This article is from the Australian Property Journal archive
BABCOCK & Brown Japan Property Trust is set to break ties with the failed investment bank.
BJT which holds interests in ¥157.8 billion ($A2.3 billion) of property assets in Japan has finished talks with Babcock & Brown International Pty Ltd to buyout the management rights of the trust held by Babcock & Brown Japan Property Management Limited and the acquisition of the asset management rights of the trust held by Babcock & Brown Co., Ltd.
BJT will buy the lot of $20 million plus the net tangible assets of the respective entities, representing approximately $2.1 million. All payments will be funded using existing cash reserves and retained earnings. BBJPML will ultimately be held through an independent stapled security structure, trading with BJT.
Meanwhile BBCL (the Japan asset manager of BJT’s property interests) will be acquired by current Japan senior management. An “internalisation” of the Japan Manager by BJT is not possible due to the potential negative Japanese corporate tax impact on unitholders, but an economic interest in the Japan Manager for BJT unitholders has been achieved via a new TK Agreement – a similar structure to that by which BJT currently holds its property interests in Japan.
The trust’s chairman Allan McDonald said the internalisation of the responsible entity, stabilisation of management platforms in both Australia and Japan, the new economic interest BJT will have in the activities of the Japan Manager and the improved fee arrangements will bring important benefits to BJT unitholders.

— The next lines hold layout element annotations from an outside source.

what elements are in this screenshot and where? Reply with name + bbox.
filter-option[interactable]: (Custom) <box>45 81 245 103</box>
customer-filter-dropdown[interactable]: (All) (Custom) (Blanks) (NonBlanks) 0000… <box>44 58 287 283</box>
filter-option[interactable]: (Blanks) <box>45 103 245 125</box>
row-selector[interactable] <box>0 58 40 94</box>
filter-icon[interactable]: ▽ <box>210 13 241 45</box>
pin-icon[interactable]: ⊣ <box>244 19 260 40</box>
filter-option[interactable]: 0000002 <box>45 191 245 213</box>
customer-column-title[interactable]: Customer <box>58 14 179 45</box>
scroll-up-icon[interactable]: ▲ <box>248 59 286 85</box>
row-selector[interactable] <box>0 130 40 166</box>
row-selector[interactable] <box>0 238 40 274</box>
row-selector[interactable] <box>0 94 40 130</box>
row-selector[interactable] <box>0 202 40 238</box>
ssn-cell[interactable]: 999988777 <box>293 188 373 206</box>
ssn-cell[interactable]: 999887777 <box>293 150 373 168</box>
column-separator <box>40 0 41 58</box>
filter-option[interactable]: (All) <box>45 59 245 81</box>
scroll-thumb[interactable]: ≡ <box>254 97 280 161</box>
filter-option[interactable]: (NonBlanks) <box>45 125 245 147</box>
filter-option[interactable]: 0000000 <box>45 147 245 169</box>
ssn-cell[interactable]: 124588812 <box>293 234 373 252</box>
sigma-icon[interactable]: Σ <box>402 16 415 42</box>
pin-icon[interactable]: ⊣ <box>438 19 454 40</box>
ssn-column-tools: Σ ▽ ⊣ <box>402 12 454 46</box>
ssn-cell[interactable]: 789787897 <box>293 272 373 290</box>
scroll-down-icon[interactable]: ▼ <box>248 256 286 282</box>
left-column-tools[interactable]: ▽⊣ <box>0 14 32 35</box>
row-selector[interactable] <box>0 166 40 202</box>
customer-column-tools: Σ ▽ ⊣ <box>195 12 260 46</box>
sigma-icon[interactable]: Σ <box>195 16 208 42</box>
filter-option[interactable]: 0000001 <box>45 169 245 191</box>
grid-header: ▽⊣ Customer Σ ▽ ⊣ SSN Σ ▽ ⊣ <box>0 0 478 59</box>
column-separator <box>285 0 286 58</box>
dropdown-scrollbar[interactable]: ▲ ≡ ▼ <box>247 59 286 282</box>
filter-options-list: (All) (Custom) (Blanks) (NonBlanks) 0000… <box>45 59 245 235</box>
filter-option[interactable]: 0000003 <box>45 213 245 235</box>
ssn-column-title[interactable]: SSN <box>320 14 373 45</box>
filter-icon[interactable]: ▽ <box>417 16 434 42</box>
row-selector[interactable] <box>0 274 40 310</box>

As part of the restructure, Eric Lucas, currently managing director of BBJPML and a Representative Director of BBCL, will step down as a director of BBJPML and be appointed as senior advisor to the BBJPML board. The continuing directors of BBJPML will be Allan McDonald, Paula Dwyer and John Pettigrew. Lucas will remain representative director of BBCL. Under these arrangements Lucas’s substantial involvement will continue. Lucas will also acquire from BBIPL significant additional BJT units at current market values.
McDonald said the trust has also agreed to prepay accrued deferred Trust and Asset Management performance fees due after June 30 2009. The fee payment of $17.0 million, represents a $7.7 million discount on performance fees, liability for which had already accrued and is contractually payable by BJT to BBIPL after June 2009. The amount paid is discounted by approximately 30% to reflect a prompt settlement discount for the early payment.
“We are pleased to have secured this significant prompt settlement discount on the accrued performance fees owed by BJT in exchange for early payment. The negotiated discount of approximately 30% represents a material saving on the present value of the outstanding fees to the benefit of BJT unitholders,” he added.
The interim distribution paid to BJT unitholders for the six months ended December 31 2008 was 4.0 cents per unit.
BJT currently anticipates that it will have 3.3 cents per unit of distributable cash for the current half year. This position would be affected by the proceeds of any asset sales and the potential restructuring of the hedging contracts.
Finally, McDonald said the name of the trust will be changed in due course to reflect the independence.